From these embarrassments, military, political and economic, there would be in the long run only one sure way of escape. An independent Hungary would be driven against her will into a Balkan confederation. She would become the military ally of her Serb and Rumanian neighbors, and the interest of a customs union would bind her to them by ties more imperious than sentiment. It would be an admirable, and in some respects a national, solution of the Eastern question. A Balkan Confederation which included Hungary would have become in the military sense a Great Power. It could stand four-square against the neighboring empires, and realize at last the ideal of the "Balkans for the Balkan peoples." Hungary would be within it what Prussia is to Germany. The dream is not a mean one; but one may question whether it answers to anything in the Magyar soul. It is part of the pride of this Asiatic race, the latest comer to European soil, that it belongs to the West. The typical Magyar thinks of the Balkan races as Europe thinks of Africa. If he has really made up his mind to independence, it is either because he despairs of any more congenial destiny, or because he has not yet thought out all the consequences.

There is another possible explanation of this curious "independence" movement in Hungary. It may be a gigantic game of bluff. It is rather singular that it has not been more drastically repressed, and there is something a little suspicious in the way that the news about it has leaked out. It may suit Count Tisza's government to use it as a lever for imposing its demands on the German headquarters, and also in Vienna, It has already influenced German strategy; it may conceivably explain the efforts which Austria is supposed to have made to obtain a separate peace for the whole Dual Monarchy. If the Magyars, impressed by the local dangers which threaten them from north and south alike, are beginning to despair of a triumph for the Austro-German cause, it is by some such expedient as a threat to declare their independence that they would infallibly begin to work on the fears of Vienna and Berlin. The risk of a Rumanian intervention in the war must weigh with them. While Rumania still delays, they might by a patched-up peace secure at least the integrity of their territory. The Transylvanian question is not a simple issue of nationalism. The population of that province is indeed mainly Rumanian, but the landed class is of the proudest Magyar stock, and in the center of Transylvania there is a compact and numerous Magyar colony. To abandon these people of their own blood would be harder for the Magyar patriot than it is for the sentimental English Unionist to desert Ulster. To avert that danger, any surrender, any change would be preferable. On the eve of a Rumanian intervention, Hungary will be ready for any sacrifice to secure an instant peace. From the moment that this intervention takes place, if it is destined to take place, she will fight with her back to the wall, the most resolute and desperate item in the Germanic coalition. One may doubt whether she really desires independence, but it is probable that she desires peace with an awakened and apprehensive sincerity.

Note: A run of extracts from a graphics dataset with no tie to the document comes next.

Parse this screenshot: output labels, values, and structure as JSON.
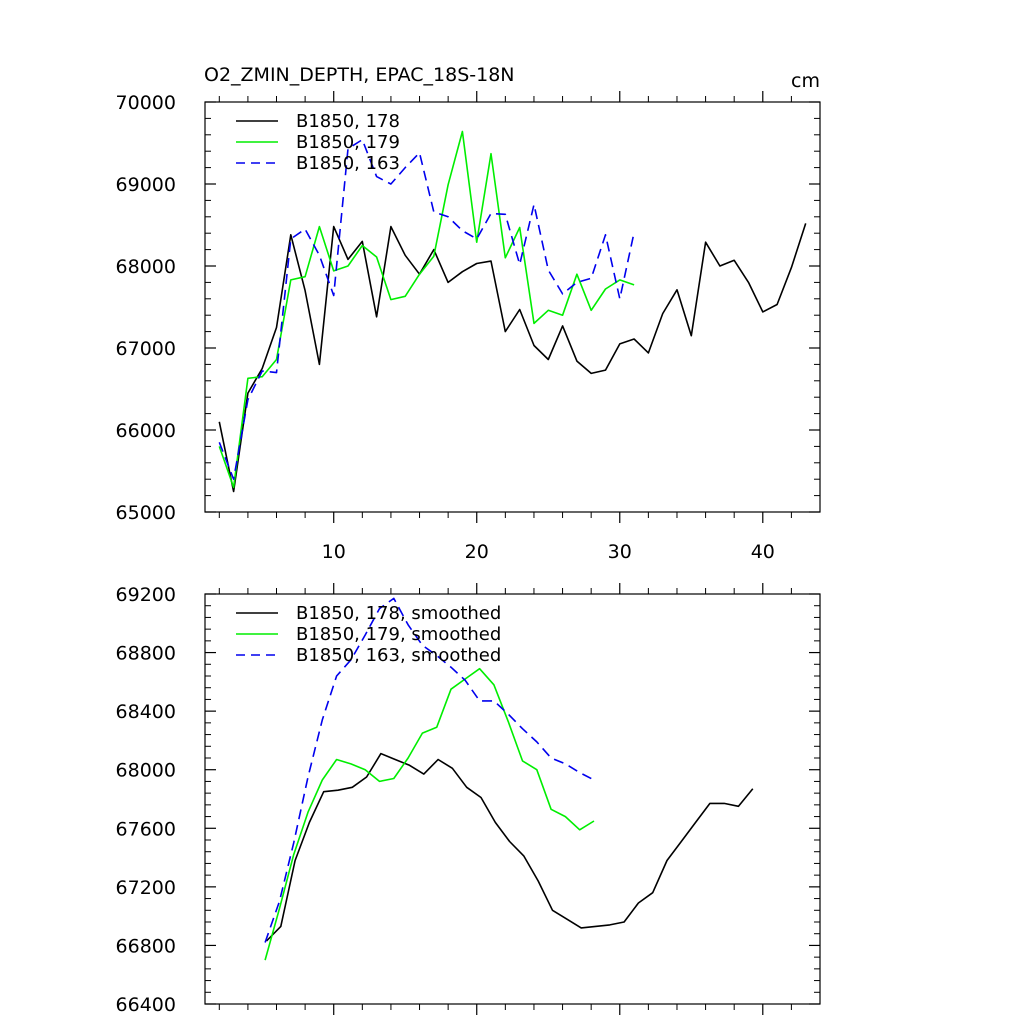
{
  "chart_data": [
    {
      "type": "line",
      "title": "O2_ZMIN_DEPTH, EPAC_18S-18N",
      "units": "cm",
      "xlim": [
        1,
        44
      ],
      "ylim": [
        65000,
        70000
      ],
      "x_ticks": [
        10,
        20,
        30,
        40
      ],
      "y_ticks": [
        65000,
        66000,
        67000,
        68000,
        69000,
        70000
      ],
      "x_ticks_labeled": true,
      "legend": "top-left",
      "series": [
        {
          "name": "B1850, 178",
          "color": "#000000",
          "dash": "solid",
          "x": [
            2,
            3,
            4,
            5,
            6,
            7,
            8,
            9,
            10,
            11,
            12,
            13,
            14,
            15,
            16,
            17,
            18,
            19,
            20,
            21,
            22,
            23,
            24,
            25,
            26,
            27,
            28,
            29,
            30,
            31,
            32,
            33,
            34,
            35,
            36,
            37,
            38,
            39,
            40,
            41,
            42,
            43
          ],
          "y": [
            66100,
            65250,
            66450,
            66750,
            67250,
            68380,
            67700,
            66800,
            68480,
            68080,
            68300,
            67380,
            68480,
            68130,
            67900,
            68200,
            67800,
            67930,
            68030,
            68060,
            67200,
            67470,
            67030,
            66860,
            67270,
            66840,
            66690,
            66730,
            67050,
            67110,
            66940,
            67420,
            67710,
            67150,
            68290,
            68000,
            68070,
            67800,
            67440,
            67530,
            67980,
            68520
          ]
        },
        {
          "name": "B1850, 179",
          "color": "#00ee00",
          "dash": "solid",
          "x": [
            2,
            3,
            4,
            5,
            6,
            7,
            8,
            9,
            10,
            11,
            12,
            13,
            14,
            15,
            16,
            17,
            18,
            19,
            20,
            21,
            22,
            23,
            24,
            25,
            26,
            27,
            28,
            29,
            30,
            31
          ],
          "y": [
            65800,
            65300,
            66630,
            66650,
            66860,
            67830,
            67870,
            68480,
            67940,
            68000,
            68250,
            68110,
            67590,
            67630,
            67900,
            68120,
            68990,
            69640,
            68290,
            69370,
            68100,
            68470,
            67300,
            67460,
            67400,
            67900,
            67460,
            67720,
            67830,
            67770
          ]
        },
        {
          "name": "B1850, 163",
          "color": "#0000ee",
          "dash": "dashed",
          "x": [
            2,
            3,
            4,
            5,
            6,
            7,
            8,
            9,
            10,
            11,
            12,
            13,
            14,
            15,
            16,
            17,
            18,
            19,
            20,
            21,
            22,
            23,
            24,
            25,
            26,
            27,
            28,
            29,
            30,
            31
          ],
          "y": [
            65850,
            65400,
            66370,
            66720,
            66700,
            68330,
            68450,
            68130,
            67640,
            69430,
            69540,
            69090,
            69000,
            69200,
            69380,
            68660,
            68600,
            68430,
            68330,
            68640,
            68630,
            68020,
            68750,
            67950,
            67660,
            67800,
            67850,
            68380,
            67600,
            68410
          ]
        }
      ]
    },
    {
      "type": "line",
      "xlim": [
        1,
        44
      ],
      "ylim": [
        66400,
        69200
      ],
      "x_ticks": [
        10,
        20,
        30,
        40
      ],
      "y_ticks": [
        66400,
        66800,
        67200,
        67600,
        68000,
        68400,
        68800,
        69200
      ],
      "x_ticks_labeled": false,
      "legend": "top-left",
      "series": [
        {
          "name": "B1850, 178, smoothed",
          "color": "#000000",
          "dash": "solid",
          "x": [
            5.3,
            6.3,
            7.3,
            8.3,
            9.3,
            10.3,
            11.3,
            12.3,
            13.3,
            14.3,
            15.3,
            16.3,
            17.3,
            18.3,
            19.3,
            20.3,
            21.3,
            22.3,
            23.3,
            24.3,
            25.3,
            26.3,
            27.3,
            28.3,
            29.3,
            30.3,
            31.3,
            32.3,
            33.3,
            34.3,
            35.3,
            36.3,
            37.3,
            38.3,
            39.3
          ],
          "y": [
            66830,
            66930,
            67380,
            67640,
            67850,
            67860,
            67880,
            67950,
            68110,
            68070,
            68030,
            67970,
            68070,
            68010,
            67880,
            67810,
            67640,
            67510,
            67410,
            67240,
            67040,
            66980,
            66920,
            66930,
            66940,
            66960,
            67090,
            67160,
            67380,
            67510,
            67640,
            67770,
            67770,
            67750,
            67870
          ]
        },
        {
          "name": "B1850, 179, smoothed",
          "color": "#00ee00",
          "dash": "solid",
          "x": [
            5.2,
            6.2,
            7.2,
            8.2,
            9.2,
            10.2,
            11.2,
            12.2,
            13.2,
            14.2,
            15.2,
            16.2,
            17.2,
            18.2,
            19.2,
            20.2,
            21.2,
            22.2,
            23.2,
            24.2,
            25.2,
            26.2,
            27.2,
            28.2
          ],
          "y": [
            66700,
            67050,
            67420,
            67710,
            67930,
            68070,
            68040,
            68000,
            67920,
            67940,
            68080,
            68250,
            68290,
            68550,
            68620,
            68690,
            68580,
            68330,
            68060,
            68000,
            67730,
            67680,
            67590,
            67650
          ]
        },
        {
          "name": "B1850, 163, smoothed",
          "color": "#0000ee",
          "dash": "dashed",
          "x": [
            5.2,
            6.2,
            7.2,
            8.2,
            9.2,
            10.2,
            11.2,
            12.2,
            13.2,
            14.2,
            15.2,
            16.2,
            17.2,
            18.2,
            19.2,
            20.2,
            21.2,
            22.2,
            23.2,
            24.2,
            25.2,
            26.2,
            27.2,
            28.2
          ],
          "y": [
            66820,
            67100,
            67500,
            67950,
            68340,
            68640,
            68750,
            68920,
            69100,
            69170,
            68990,
            68850,
            68780,
            68700,
            68610,
            68470,
            68470,
            68380,
            68280,
            68190,
            68080,
            68040,
            67980,
            67930
          ]
        }
      ]
    }
  ]
}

The omens do not point as yet to the general cataclysm which Sir Edward Grey foresaw. There is a limit to human energies, and men depressed by discipline and defeat, by peril and privation, do not turn readily to the work of revolution. A slow war which leaves the victors exhausted, even if it ends in a more decisive triumph than to-day seems thinkable, will find even the Allied statesmen in a comparatively conservative mood. Kingdoms and empires are not made and broken up in real life with the facility of a program by Mr. Wells. The chances are that the flood will leave Austro-Hungary standing. It may suffer considerable amputations. It may lose, by the illogical fate of war, its contented Poles and Ruthenians, no less than its restless Italians, Serbs and Rumanians. It may emerge a second-rate Power, destined for its great good to devote itself henceforward to the task of internal reorganization. But the economic and political reasons which forbid any real independence to Hungary—or to Bohemia—will make for its conservation. It inspires no love, but it arouses only lacal hates. It will survive as a convenience.